The chord progression that you choose for your song also has a significant effect on the energy or momentum of a piece of music. Here’s a list of ideas that can help you build energy as you move from verse to chorus in your song:

  1. Use bass pedal point in verse progressions. A pedal point is a sustained note that keeps sounding throughout a progression. It’s most often found in the bass, and it simply means that while chords are changing, the bass note stays the same. It has a way of generating energy, and so try it in the verse. It has a way of taking a well-worn progression like A  D  E7  A, and breathing new life into it: A  D/A  E7/A  A. You can experiment with other bass pedals. For example, try that same progression, but keep the note F# in the bass.
  2. Use mainly minor chords in the verse, and major chords in the chorus. Because major chords have a “brightening” quality, there’s a significant boost in song energy when you go from minor to major. So try this sequence of verse and chorus chords as a good example: VERSE: F#m  E  D  Bm  F#m  E  F#m (repeat) || PRE-CHORUS: Bm  A/C#  D  E  ||CHORUS: A  Bm  A/C#  D.. etc
  3. Increase the harmonic rhythm in the chorus. Harmonic rhythm refers to how frequently the chords change. In general, there’s no specific reason why changing the frequency of chord changes would affect energy, but try this: for your verse, strum each chord for 8 beats. As you move into the chorus, switch to changing chords every 4 beats, and note how it affects song energy. You may find that, along with a boost in dynamics (i.e., loudness) and the general busy-ness of the instruments, that increasing chord change frequency also adds to song energy.
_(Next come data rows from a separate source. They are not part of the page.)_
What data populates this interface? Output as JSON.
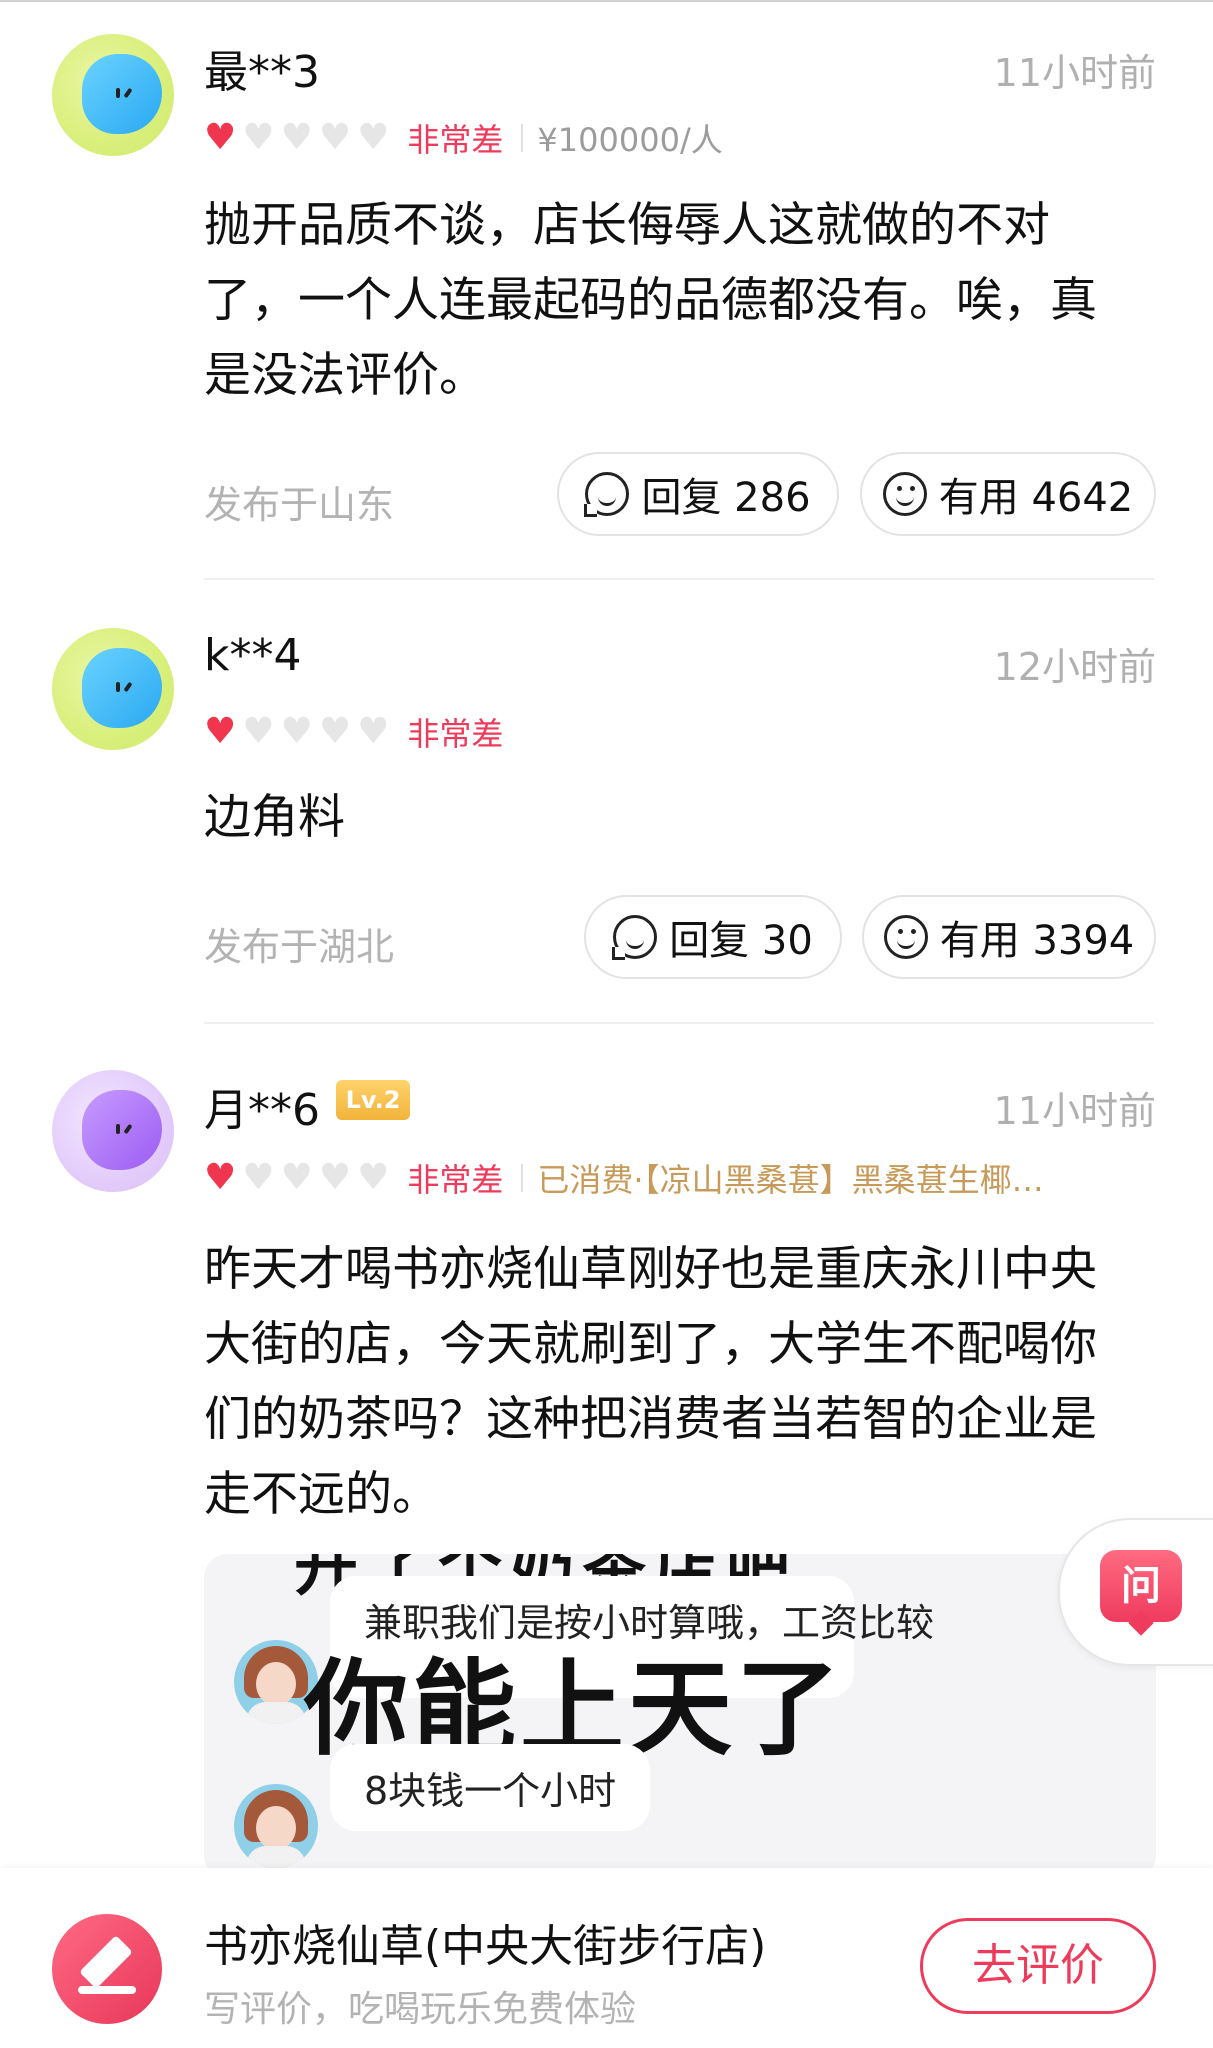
{
  "reviews": [
    {
      "username": "最**3",
      "time": "11小时前",
      "hearts_filled": 1,
      "hearts_total": 5,
      "rating_label": "非常差",
      "price": "¥100000/人",
      "text": "抛开品质不谈，店长侮辱人这就做的不对了，一个人连最起码的品德都没有。唉，真是没法评价。",
      "location": "发布于山东",
      "reply_label": "回复 286",
      "useful_label": "有用 4642"
    },
    {
      "username": "k**4",
      "time": "12小时前",
      "hearts_filled": 1,
      "hearts_total": 5,
      "rating_label": "非常差",
      "text": "边角料",
      "location": "发布于湖北",
      "reply_label": "回复 30",
      "useful_label": "有用 3394"
    },
    {
      "username": "月**6",
      "level": "Lv.2",
      "time": "11小时前",
      "hearts_filled": 1,
      "hearts_total": 5,
      "rating_label": "非常差",
      "consumed": "已消费·【凉山黑桑葚】黑桑葚生椰…",
      "text": "昨天才喝书亦烧仙草刚好也是重庆永川中央大街的店，今天就刷到了，大学生不配喝你们的奶茶吗？这种把消费者当若智的企业是走不远的。",
      "video": {
        "top_text": "开了个奶茶店吧",
        "bubble1": "兼职我们是按小时算哦，工资比较",
        "overlay": "你能上天了",
        "bubble2": "8块钱一个小时"
      }
    }
  ],
  "ask_button": {
    "label": "问"
  },
  "bottom_bar": {
    "store_name": "书亦烧仙草(中央大街步行店)",
    "subtitle": "写评价，吃喝玩乐免费体验",
    "review_button": "去评价"
  },
  "colors": {
    "accent": "#ee3b5b",
    "heart": "#f0354e",
    "gold": "#c89a5a"
  }
}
  4. Use the same chords in the verse and chorus, but add a key change. Changing key between verse and chorus, especially if the key change is upward, will add energy. One key change that worth experimenting with is to raise the key by a minor 3rd (e.g., from A major to C major). Here’s a sample: VERSE: A  Bm  E  D (opt. repeat) || CHORUS: C  Dm  G  F… etc.
  5. Keep chorus progressions short. The chorus should be where you use hooks, because you want that part of the song (i.e., the part with the title) to be the most memorable part. So to help keep things catchy and memorable, try using shorter progressions in the chorus. Repetition is a good thing. Repetition makes it more likely that your music can be easily remembered long after the song is finished.